Before my Father was taken away for thinking the wrong thougts, he had mentioned a friend he knew who collected internal combustion vehicles. He embraced The Old Way, the Selfish Way. He embraced the old-fashioned notions that the individual somehow mattered. Those were dangerous times, when people believed that way. Now we all pull together. Now…we all struggle together.

I know if I take my Grandma to the hospital they likely won’t treat her. She has “aged out” of viability. But she has done so much for me, I can’t just give up on her. I’m not supposed to even refer to her as my “Grandma” as that’s “gendered language” and it is one of the reasons my Dad was taken away; the usage of wrong language, wrong thoughts.

If anyone gives up on my Grandma it won’t be me. If the hospital doesn’t treat her, so be it. I will have done for her what she would have done for me.

I make a phone call.

The phone is answered by a gruff voice “what can I do you for?”

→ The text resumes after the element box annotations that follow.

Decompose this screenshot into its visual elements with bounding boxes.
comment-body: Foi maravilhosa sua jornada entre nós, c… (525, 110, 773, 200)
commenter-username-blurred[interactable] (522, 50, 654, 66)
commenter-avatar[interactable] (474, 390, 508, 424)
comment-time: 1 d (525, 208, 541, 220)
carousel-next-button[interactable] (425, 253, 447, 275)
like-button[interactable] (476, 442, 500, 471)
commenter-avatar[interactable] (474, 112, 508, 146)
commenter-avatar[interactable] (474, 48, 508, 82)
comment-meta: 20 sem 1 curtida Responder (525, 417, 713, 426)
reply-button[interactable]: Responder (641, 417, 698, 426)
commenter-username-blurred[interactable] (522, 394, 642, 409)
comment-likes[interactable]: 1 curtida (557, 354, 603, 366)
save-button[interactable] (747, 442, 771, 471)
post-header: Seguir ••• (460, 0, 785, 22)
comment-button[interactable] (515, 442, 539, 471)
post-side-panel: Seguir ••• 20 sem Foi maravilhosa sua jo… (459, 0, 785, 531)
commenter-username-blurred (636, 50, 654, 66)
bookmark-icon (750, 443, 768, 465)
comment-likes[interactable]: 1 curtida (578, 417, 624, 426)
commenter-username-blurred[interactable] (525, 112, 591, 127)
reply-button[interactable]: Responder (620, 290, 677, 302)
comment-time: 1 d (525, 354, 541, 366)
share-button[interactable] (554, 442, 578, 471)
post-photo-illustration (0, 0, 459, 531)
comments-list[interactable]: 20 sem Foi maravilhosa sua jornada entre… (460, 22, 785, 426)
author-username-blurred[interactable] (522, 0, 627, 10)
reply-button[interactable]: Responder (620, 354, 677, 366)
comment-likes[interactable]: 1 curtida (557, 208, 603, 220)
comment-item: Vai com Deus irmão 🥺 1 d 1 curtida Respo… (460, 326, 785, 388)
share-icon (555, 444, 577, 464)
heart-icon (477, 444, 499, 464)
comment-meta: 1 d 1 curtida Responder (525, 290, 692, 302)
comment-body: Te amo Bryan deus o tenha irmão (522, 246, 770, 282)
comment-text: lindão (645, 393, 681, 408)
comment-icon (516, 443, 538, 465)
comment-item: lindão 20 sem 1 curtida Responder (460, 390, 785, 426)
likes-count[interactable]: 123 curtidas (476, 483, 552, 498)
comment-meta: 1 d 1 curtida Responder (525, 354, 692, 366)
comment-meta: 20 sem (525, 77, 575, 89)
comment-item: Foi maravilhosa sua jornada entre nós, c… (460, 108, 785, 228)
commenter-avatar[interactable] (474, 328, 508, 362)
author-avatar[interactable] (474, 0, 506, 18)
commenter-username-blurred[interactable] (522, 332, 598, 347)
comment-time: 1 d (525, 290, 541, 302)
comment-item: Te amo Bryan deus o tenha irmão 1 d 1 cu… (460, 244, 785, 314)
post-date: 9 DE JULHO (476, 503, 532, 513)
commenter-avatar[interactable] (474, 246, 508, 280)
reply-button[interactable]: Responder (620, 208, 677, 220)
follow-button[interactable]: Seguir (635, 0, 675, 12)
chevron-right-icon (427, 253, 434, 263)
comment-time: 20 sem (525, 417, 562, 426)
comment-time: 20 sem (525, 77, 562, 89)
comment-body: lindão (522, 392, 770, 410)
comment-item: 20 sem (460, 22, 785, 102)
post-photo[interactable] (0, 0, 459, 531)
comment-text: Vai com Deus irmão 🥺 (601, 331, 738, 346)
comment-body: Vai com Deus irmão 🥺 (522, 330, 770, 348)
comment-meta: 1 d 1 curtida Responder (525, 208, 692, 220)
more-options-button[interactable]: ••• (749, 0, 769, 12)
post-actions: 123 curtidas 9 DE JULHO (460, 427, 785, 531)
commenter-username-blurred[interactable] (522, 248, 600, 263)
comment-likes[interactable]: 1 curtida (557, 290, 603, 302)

I explain my situation. He is all too happy to help, but he cautions me that there’s a penalty when they discover me with an old vehicle. Possibly even time in a camp. And I didn’t get the car from him, but he wishes me the best of luck. He says to give him ten minutes and he’ll bring the vehicle to me.

A short while later I hear the purr of an engine, and then I hear the engine cut off in front of the house.

I take my Grandma’s arm and gently lead her to the door.

“Come on Grandma” I whisper.

“Let’s get you some help. And maybe afterwards, I’ll get to see my Dad again.”